South Kordofan, Sudan
There is little information available regarding maternal mortality, which HRW believes is "high". The most recent statistic – from 2006 – showed Southern Kordofan's maternal mortality rate was 503 per 100,000 live births, compared with 91 in conflict-free Northern state.
Local officials told HRW some 350 women died in 2016, most of them suspected of being pregnant. Health workers have said most women who die in pregnancy and childbirth, do so at home, far from help.

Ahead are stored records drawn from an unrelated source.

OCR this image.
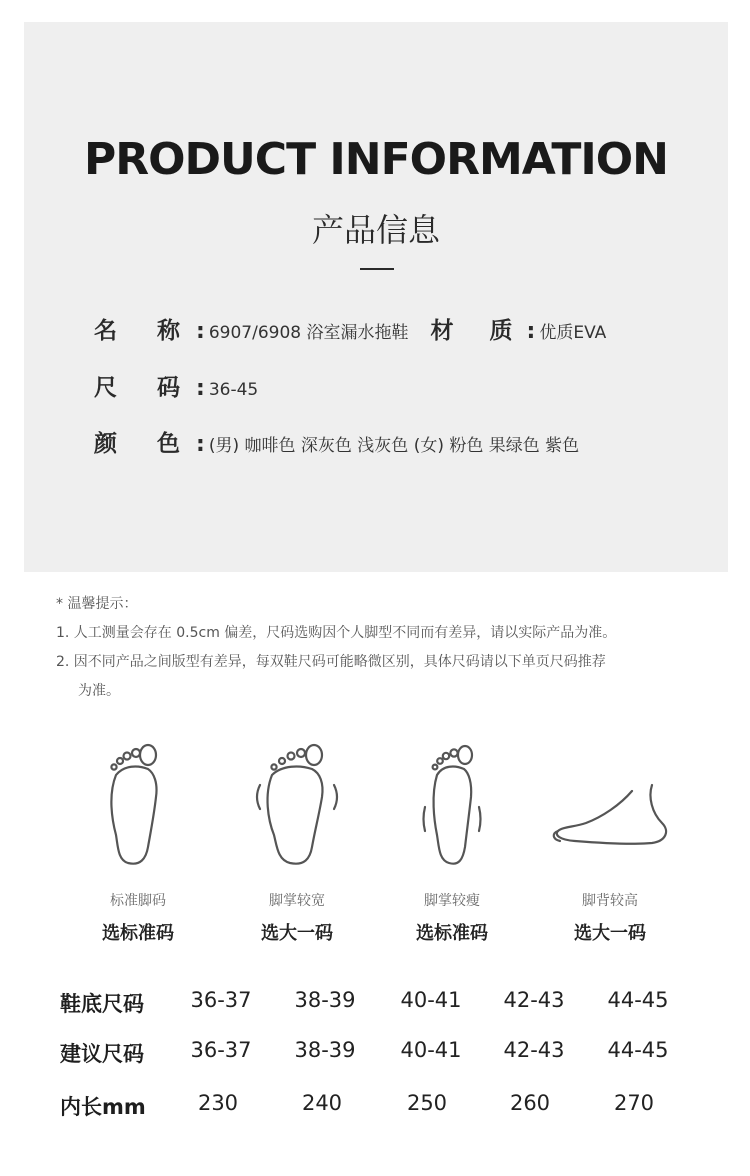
PRODUCT INFORMATION
产品信息
名 称 : 6907/6908 浴室漏水拖鞋 材 质 : 优质EVA
尺 码 : 36-45
颜 色 : (男) 咖啡色 深灰色 浅灰色 (女) 粉色 果绿色 紫色
* 温馨提示：
1. 人工测量会存在 0.5cm 偏差，尺码选购因个人脚型不同而有差异，请以实际产品为准。
2. 因不同产品之间版型有差异，每双鞋尺码可能略微区别，具体尺码请以下单页尺码推荐
为准。
标准脚码	脚掌较宽	脚掌较瘦	脚背较高
选标准码	选大一码	选标准码	选大一码
鞋底尺码	36-37	38-39	40-41	42-43	44-45
建议尺码	36-37	38-39	40-41	42-43	44-45
内长mm	230	240	250	260	270
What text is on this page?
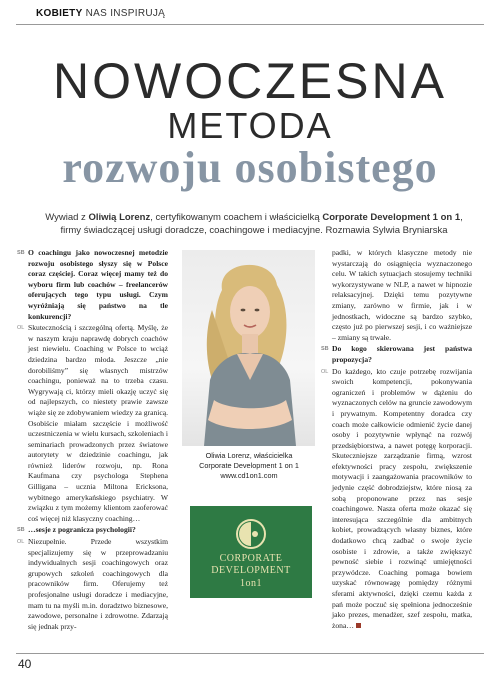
KOBIETY NAS INSPIRUJĄ
NOWOCZESNA
METODA
rozwoju osobistego
Wywiad z Oliwią Lorenz, certyfikowanym coachem i właścicielką Corporate Development 1 on 1, firmy świadczącej usługi doradcze, coachingowe i mediacyjne. Rozmawia Sylwia Bryniarska

SB O coachingu jako nowoczesnej metodzie rozwoju osobistego słyszy się w Polsce coraz częściej. Coraz więcej mamy też do wyboru firm lub coachów – freelancerów oferujących tego typu usługi. Czym wyróżniają się państwo na tle konkurencji?

OL Skutecznością i szczególną ofertą. Myślę, że w naszym kraju naprawdę dobrych coachów jest niewielu. Coaching w Polsce to wciąż dziedzina bardzo młoda. Jeszcze „nie dorobiliśmy” się własnych mistrzów coachingu, ponieważ na to trzeba czasu. Wygrywają ci, którzy mieli okazję uczyć się od najlepszych, co niestety prawie zawsze wiąże się ze zdobywaniem wiedzy za granicą. Osobiście miałam szczęście i możliwość uczestniczenia w wielu kursach, szkoleniach i seminariach prowadzonych przez światowe autorytety w dziedzinie coachingu, jak również liderów rozwoju, np. Rona Kaufmana czy psychologa Stephena Gilligana – ucznia Miltona Ericksona, wybitnego amerykańskiego psychiatry. W związku z tym możemy klientom zaoferować coś więcej niż klasyczny coaching…

SB …sesje z pogranicza psychologii?

OL Niezupełnie. Przede wszystkim specjalizujemy się w przeprowadzaniu indywidualnych sesji coachingowych oraz grupowych szkoleń coachingowych dla pracowników firm. Oferujemy też profesjonalne usługi doradcze i mediacyjne, mam tu na myśli m.in. doradztwo biznesowe, zawodowe, personalne i zdrowotne. Zdarzają się jednak przy-

Oliwia Lorenz, właścicielka
Corporate Development 1 on 1
www.cd1on1.com
CORPORATE
DEVELOPMENT
1on1

padki, w których klasyczne metody nie wystarczają do osiągnięcia wyznaczonego celu. W takich sytuacjach stosujemy techniki wykorzystywane w NLP, a nawet w hipnozie relaksacyjnej. Dzięki temu pozytywne zmiany, zarówno w firmie, jak i w jednostkach, widoczne są bardzo szybko, często już po pierwszej sesji, i co ważniejsze – zmiany są trwałe.

SB Do kogo skierowana jest państwa propozycja?

OL Do każdego, kto czuje potrzebę rozwijania swoich kompetencji, pokonywania ograniczeń i problemów w dążeniu do wyznaczonych celów na gruncie zawodowym i prywatnym. Kompetentny doradca czy coach może całkowicie odmienić życie danej osoby i pozytywnie wpłynąć na rozwój przedsiębiorstwa, a nawet potęgę korporacji. Skuteczniejsze zarządzanie firmą, wzrost efektywności pracy zespołu, zwiększenie motywacji i zaangażowania pracowników to jedynie część dobrodziejstw, które niosą za sobą proponowane przez nas sesje coachingowe. Nasza oferta może okazać się interesująca szczególnie dla ambitnych kobiet, prowadzących własny biznes, które dodatkowo chcą zadbać o swoje życie osobiste i zdrowie, a także zwiększyć pewność siebie i rozwinąć umiejętności przywódcze. Coaching pomaga bowiem uzyskać równowagę pomiędzy różnymi sferami aktywności, dzięki czemu każda z pań może poczuć się spełniona jednocześnie jako prezes, menadżer, szef zespołu, matka, żona…

40
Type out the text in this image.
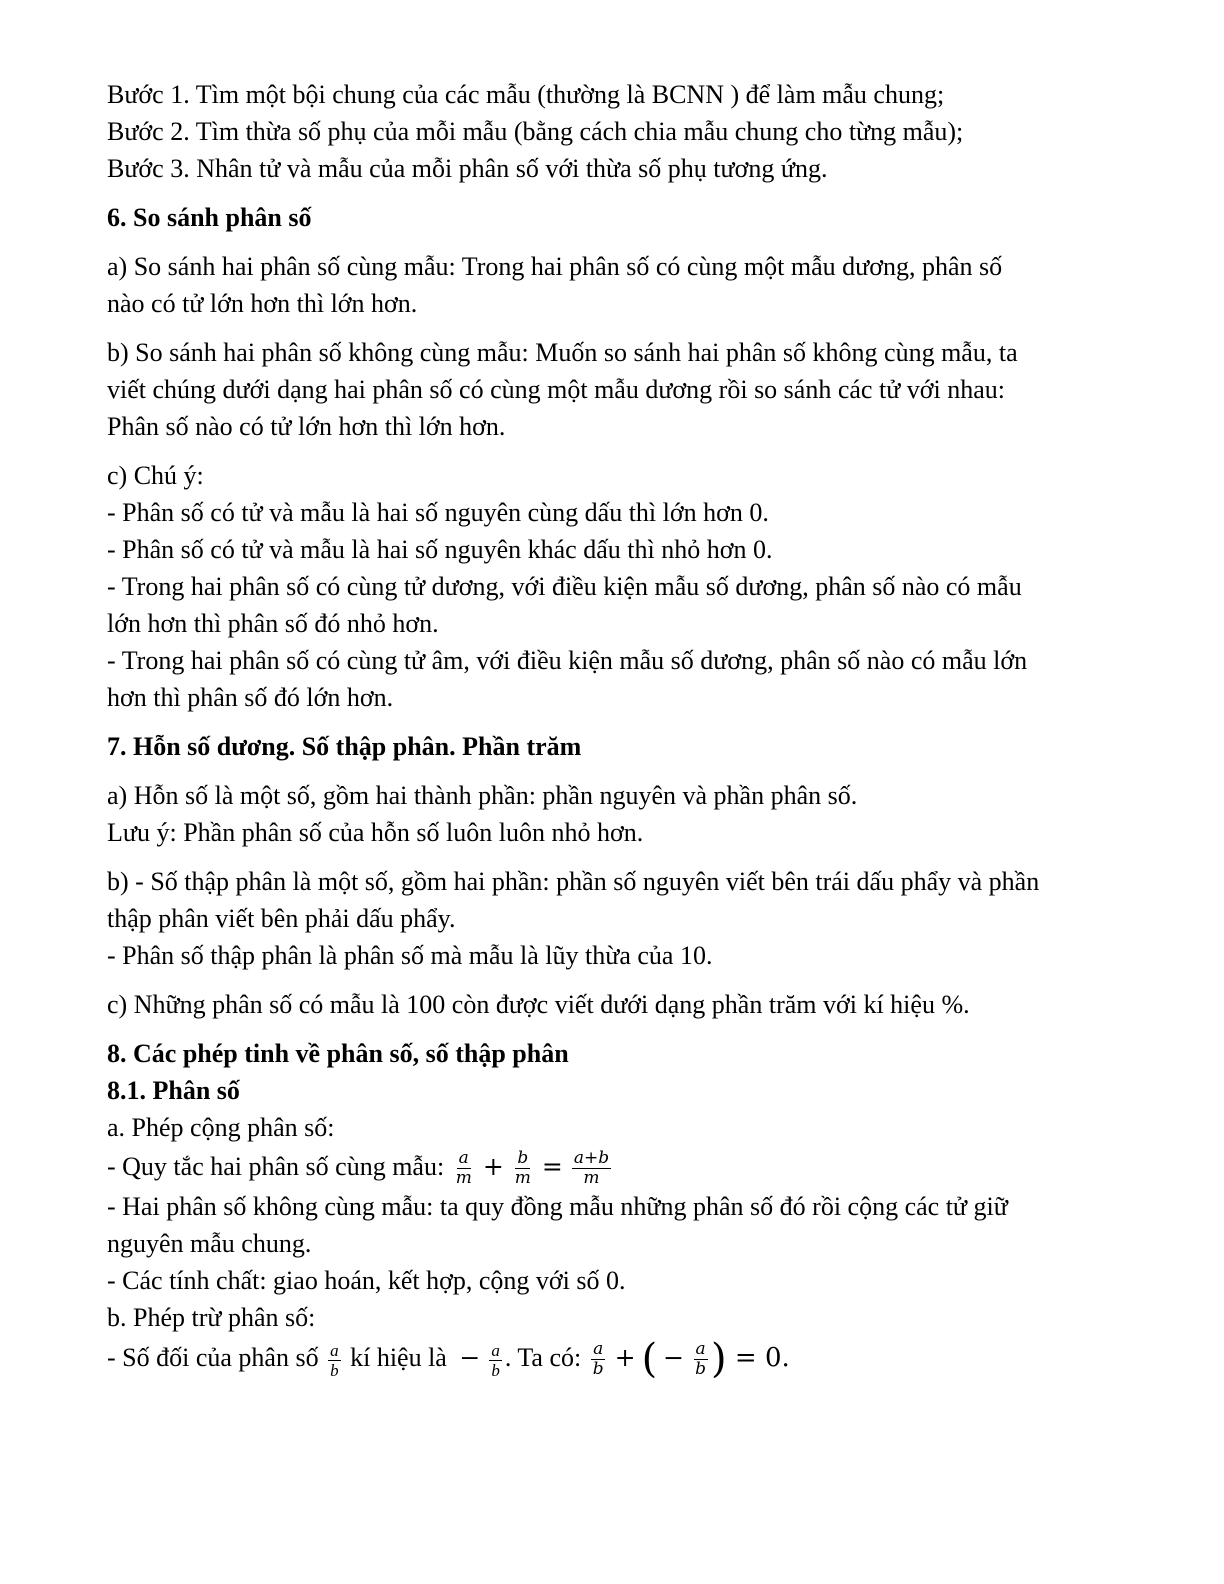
Bước 1. Tìm một bội chung của các mẫu (thường là BCNN ) để làm mẫu chung;
Bước 2. Tìm thừa số phụ của mỗi mẫu (bằng cách chia mẫu chung cho từng mẫu);
Bước 3. Nhân tử và mẫu của mỗi phân số với thừa số phụ tương ứng.
6. So sánh phân số
a) So sánh hai phân số cùng mẫu: Trong hai phân số có cùng một mẫu dương, phân số
nào có tử lớn hơn thì lớn hơn.
b) So sánh hai phân số không cùng mẫu: Muốn so sánh hai phân số không cùng mẫu, ta
viết chúng dưới dạng hai phân số có cùng một mẫu dương rồi so sánh các tử với nhau:
Phân số nào có tử lớn hơn thì lớn hơn.
c) Chú ý:
- Phân số có tử và mẫu là hai số nguyên cùng dấu thì lớn hơn 0.
- Phân số có tử và mẫu là hai số nguyên khác dấu thì nhỏ hơn 0.
- Trong hai phân số có cùng tử dương, với điều kiện mẫu số dương, phân số nào có mẫu
lớn hơn thì phân số đó nhỏ hơn.
- Trong hai phân số có cùng tử âm, với điều kiện mẫu số dương, phân số nào có mẫu lớn
hơn thì phân số đó lớn hơn.
7. Hỗn số dương. Số thập phân. Phần trăm
a) Hỗn số là một số, gồm hai thành phần: phần nguyên và phần phân số.
Lưu ý: Phần phân số của hỗn số luôn luôn nhỏ hơn.
b) - Số thập phân là một số, gồm hai phần: phần số nguyên viết bên trái dấu phẩy và phần
thập phân viết bên phải dấu phẩy.
- Phân số thập phân là phân số mà mẫu là lũy thừa của 10.
c) Những phân số có mẫu là 100 còn được viết dưới dạng phần trăm với kí hiệu %.
8. Các phép tinh về phân số, số thập phân
8.1. Phân số
a. Phép cộng phân số:
- Quy tắc hai phân số cùng mẫu: $\frac{a}{m} + \frac{b}{m} = \frac{a+b}{m}$
- Hai phân số không cùng mẫu: ta quy đồng mẫu những phân số đó rồi cộng các tử giữ
nguyên mẫu chung.
- Các tính chất: giao hoán, kết hợp, cộng với số 0.
b. Phép trừ phân số:
- Số đối của phân số $\frac{a}{b}$ kí hiệu là − $\frac{a}{b}$ . Ta có: $\frac{a}{b}$ + ( − $\frac{a}{b}$ ) = 0.
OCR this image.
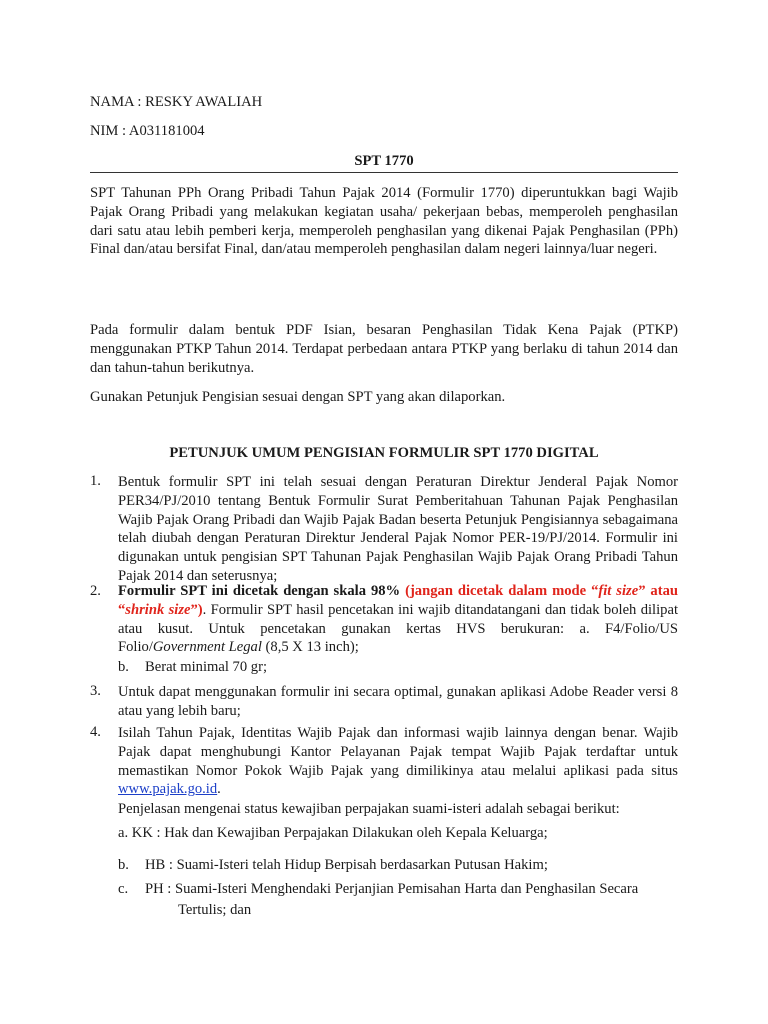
NAMA : RESKY AWALIAH
NIM : A031181004
SPT 1770
SPT Tahunan PPh Orang Pribadi Tahun Pajak 2014 (Formulir 1770) diperuntukkan bagi Wajib Pajak Orang Pribadi yang melakukan kegiatan usaha/ pekerjaan bebas, memperoleh penghasilan dari satu atau lebih pemberi kerja, memperoleh penghasilan yang dikenai Pajak Penghasilan (PPh) Final dan/atau bersifat Final, dan/atau memperoleh penghasilan dalam negeri lainnya/luar negeri.
Pada formulir dalam bentuk PDF Isian, besaran Penghasilan Tidak Kena Pajak (PTKP) menggunakan PTKP Tahun 2014. Terdapat perbedaan antara PTKP yang berlaku di tahun 2014 dan dan tahun-tahun berikutnya.
Gunakan Petunjuk Pengisian sesuai dengan SPT yang akan dilaporkan.
PETUNJUK UMUM PENGISIAN FORMULIR SPT 1770 DIGITAL
1.	Bentuk formulir SPT ini telah sesuai dengan Peraturan Direktur Jenderal Pajak Nomor PER34/PJ/2010 tentang Bentuk Formulir Surat Pemberitahuan Tahunan Pajak Penghasilan Wajib Pajak Orang Pribadi dan Wajib Pajak Badan beserta Petunjuk Pengisiannya sebagaimana telah diubah dengan Peraturan Direktur Jenderal Pajak Nomor PER-19/PJ/2014. Formulir ini digunakan untuk pengisian SPT Tahunan Pajak Penghasilan Wajib Pajak Orang Pribadi Tahun Pajak 2014 dan seterusnya;
2.	Formulir SPT ini dicetak dengan skala 98% (jangan dicetak dalam mode “fit size” atau “shrink size”). Formulir SPT hasil pencetakan ini wajib ditandatangani dan tidak boleh dilipat atau kusut. Untuk pencetakan gunakan kertas HVS berukuran: a. F4/Folio/US Folio/Government Legal (8,5 X 13 inch);
b. Berat minimal 70 gr;
3.	Untuk dapat menggunakan formulir ini secara optimal, gunakan aplikasi Adobe Reader versi 8 atau yang lebih baru;
4.	Isilah Tahun Pajak, Identitas Wajib Pajak dan informasi wajib lainnya dengan benar. Wajib Pajak dapat menghubungi Kantor Pelayanan Pajak tempat Wajib Pajak terdaftar untuk memastikan Nomor Pokok Wajib Pajak yang dimilikinya atau melalui aplikasi pada situs www.pajak.go.id.
Penjelasan mengenai status kewajiban perpajakan suami-isteri adalah sebagai berikut:
a. KK : Hak dan Kewajiban Perpajakan Dilakukan oleh Kepala Keluarga;
b. HB : Suami-Isteri telah Hidup Berpisah berdasarkan Putusan Hakim;
c. PH : Suami-Isteri Menghendaki Perjanjian Pemisahan Harta dan Penghasilan Secara
Tertulis; dan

The Sudanese government has eased access restrictions in some parts of the country – a condition to the United States government agreeing to lift economic sanctions earlier this year. However, neither warring parties have agreed on conditions for allowing aid into rebel-held areas in Southern Kordofan and Blue Nile states.
"The Sudanese government and armed opposition need to put the people first, and should immediately smooth the way for impartial and independent aid agencies to reach the area," Wheeler said, urging the UN and others to consider individual sanctions against commanders or leaders responsible for blatant obstruction of aid, in violation of international humanitarian law.
The long-neglected crisis has pushed more than 200,000 people into refugee camps in neighbouring South Sudan and displaced hundreds of thousands more within Sudan.